You know when something bad happens to someone at work, everyone gets together and tries to help? Send flowers, write a card, make a casserole. It’s a lovely gesture, and I know from being on the receiving end of it, it is most definitely appreciated. But…
When the F*CK am I going to stop being the person who gets the freaking casseroles?!?! It’s usually a thing that kind of rotates. Someones kid breaks an ankle, someone’s grandmother passes, someone finds out both their embryos are abnormal, you know the usual. I’m so over people feeling bad for me.
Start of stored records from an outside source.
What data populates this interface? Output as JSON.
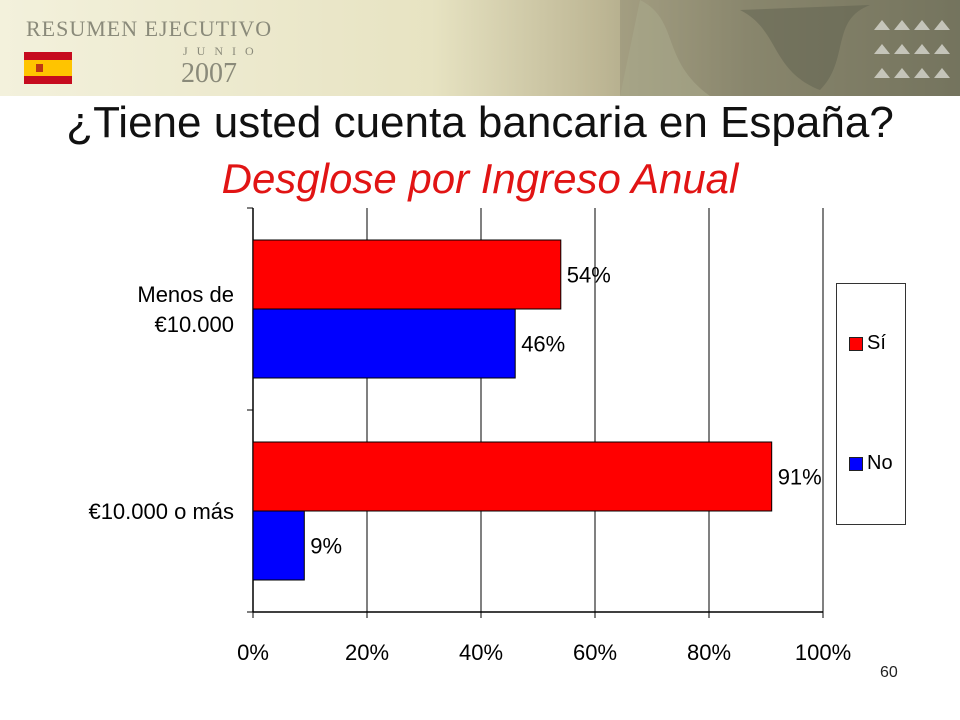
{
  "header": {
    "title": "RESUMEN EJECUTIVO",
    "month": "JUNIO",
    "year": "2007",
    "flag_icon": "spain-flag-icon"
  },
  "colors": {
    "si": "#ff0000",
    "no": "#0000ff",
    "subtitle": "#e11414"
  },
  "page_number": "60",
  "chart_data": {
    "type": "bar",
    "orientation": "horizontal",
    "title": "¿Tiene usted cuenta bancaria en España?",
    "subtitle": "Desglose por Ingreso Anual",
    "categories": [
      "Menos de €10.000",
      "€10.000 o más"
    ],
    "category_lines": [
      [
        "Menos de",
        "€10.000"
      ],
      [
        "€10.000 o más"
      ]
    ],
    "series": [
      {
        "name": "Sí",
        "values": [
          54,
          91
        ],
        "labels": [
          "54%",
          "91%"
        ]
      },
      {
        "name": "No",
        "values": [
          46,
          9
        ],
        "labels": [
          "46%",
          "9%"
        ]
      }
    ],
    "xlim": [
      0,
      100
    ],
    "x_ticks": [
      "0%",
      "20%",
      "40%",
      "60%",
      "80%",
      "100%"
    ],
    "grid": true,
    "legend_position": "right"
  }
}
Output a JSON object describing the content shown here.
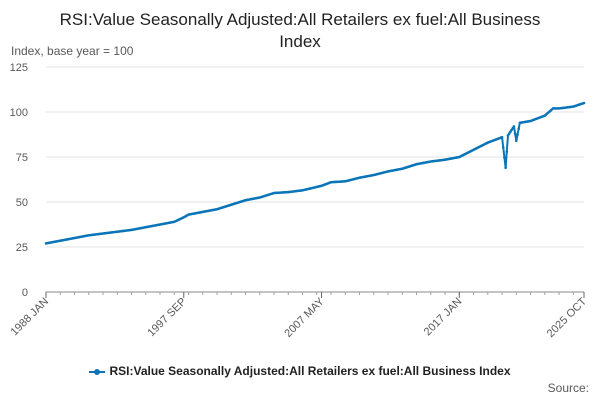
{
  "chart_data": {
    "type": "line",
    "title": "RSI:Value Seasonally Adjusted:All Retailers ex fuel:All Business Index",
    "ylabel": "Index, base year = 100",
    "xlabel": "",
    "ylim": [
      0,
      125
    ],
    "yticks": [
      "0",
      "25",
      "50",
      "75",
      "100",
      "125"
    ],
    "xticks": [
      "1988 JAN",
      "1997 SEP",
      "2007 MAY",
      "2017 JAN",
      "2025 OCT"
    ],
    "x_range": [
      "1988 JAN",
      "2025 OCT"
    ],
    "grid": "horizontal",
    "legend_position": "bottom",
    "source_label": "Source:",
    "color": "#0b75b8",
    "series": [
      {
        "name": "RSI:Value Seasonally Adjusted:All Retailers ex fuel:All Business Index",
        "anchors": [
          [
            "1988 JAN",
            27
          ],
          [
            "1989 JAN",
            28.5
          ],
          [
            "1990 JAN",
            30
          ],
          [
            "1991 JAN",
            31.5
          ],
          [
            "1992 JAN",
            32.5
          ],
          [
            "1993 JAN",
            33.5
          ],
          [
            "1994 JAN",
            34.5
          ],
          [
            "1995 JAN",
            36
          ],
          [
            "1996 JAN",
            37.5
          ],
          [
            "1997 JAN",
            39
          ],
          [
            "1997 SEP",
            41.5
          ],
          [
            "1998 JAN",
            43
          ],
          [
            "1999 JAN",
            44.5
          ],
          [
            "2000 JAN",
            46
          ],
          [
            "2001 JAN",
            48.5
          ],
          [
            "2002 JAN",
            51
          ],
          [
            "2003 JAN",
            52.5
          ],
          [
            "2004 JAN",
            55
          ],
          [
            "2005 JAN",
            55.5
          ],
          [
            "2006 JAN",
            56.5
          ],
          [
            "2007 MAY",
            59
          ],
          [
            "2008 JAN",
            61
          ],
          [
            "2009 JAN",
            61.5
          ],
          [
            "2010 JAN",
            63.5
          ],
          [
            "2011 JAN",
            65
          ],
          [
            "2012 JAN",
            67
          ],
          [
            "2013 JAN",
            68.5
          ],
          [
            "2014 JAN",
            71
          ],
          [
            "2015 JAN",
            72.5
          ],
          [
            "2016 JAN",
            73.5
          ],
          [
            "2017 JAN",
            75
          ],
          [
            "2018 JAN",
            79
          ],
          [
            "2019 JAN",
            83
          ],
          [
            "2020 JAN",
            86
          ],
          [
            "2020 APR",
            69
          ],
          [
            "2020 JUN",
            87
          ],
          [
            "2020 NOV",
            92
          ],
          [
            "2021 JAN",
            84
          ],
          [
            "2021 APR",
            94
          ],
          [
            "2022 JAN",
            95
          ],
          [
            "2023 JAN",
            98
          ],
          [
            "2023 AUG",
            102
          ],
          [
            "2024 JAN",
            102
          ],
          [
            "2025 JAN",
            103
          ],
          [
            "2025 OCT",
            105
          ]
        ]
      }
    ]
  }
}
It just feels like I’ve been the only one needing casseroles for like a year and a half, and even though they are delicious, and I don’t wish the casserole need on anyone else, I am done. I am so sick of people saying “when are you going to catch a break” and “you’ve had a rough year” and “I really thought things would be on an upswing for you”. Yeah, I agree with all this shit. I’ve been really struggling with this part lately. I think because I had so much hope and positivity going into my IVF cycle and then it was crushed so definitively and quickly, it’s like I need casserole more than ever.
My friend Ashley from Feel.Fire.Flow (feelfireflow.com highly recommend) shared this article the other day that felt like it was my brain emptied out into someone else’s. It was strange but also comforting. Melissa Rauch from Big Bang Theory (fun fact I don’t enjoy that show at all, sorry Melissa) announced her pregnancy in the most authentic way for Glamour. I felt like maybe she has been listening to me talk or maybe reading this (lol I wish) because she sounded so much like my inner monologue. Please take a moment to read this whether you can relate or not to anything I write about here. You will either appreciate it for its realness or it can help you understand how those of us who’ve been through pregnancy loss have felt in the roller coaster of emotions that comes with the territory: Glamour
I’ve sat down to write this blog post every couple of days for the last couple of weeks. I’ve felt guilt for not doing the once or twice a week that was my original goal. But I just haven’t had it in me. Check out my last post to get caught up in my journey and perhaps understand why I haven’t had the umph to get typing (There’s Nothing Funny About This Post.).
But, I just got back from a week in my favorite place, York Beach, Maine:
I finally felt the energy to put some words down on “paper” again. Trying to keep up the hope in what feels like an actual SEA (ocean picture pun intended) of pregnant people around me has been extremely difficult. It always has been but this moment has been a particular suckfest. Hoping this is going to kick start me back into the consistent writing as we embark on the next step. One thing my counselor at the Fertility office told me was when I am feeling really down and sad to try and do things that feel authentic to the way I want to live my life, instead of burying myself in a dark room under a blanket (that latter being most likely, let’s be honest). But, I realize that a more regular fitness regimen and writing the blog were both things that were therapeutic and part of my wellness routine that had been working for my overall wellbeing in this hot mess that is my current life.
So, here I am back at it. One could say “Oh my God we’re back againnnnn”, not really, but I felt that it was an appropriate time to include a Backstreet Boys Gif.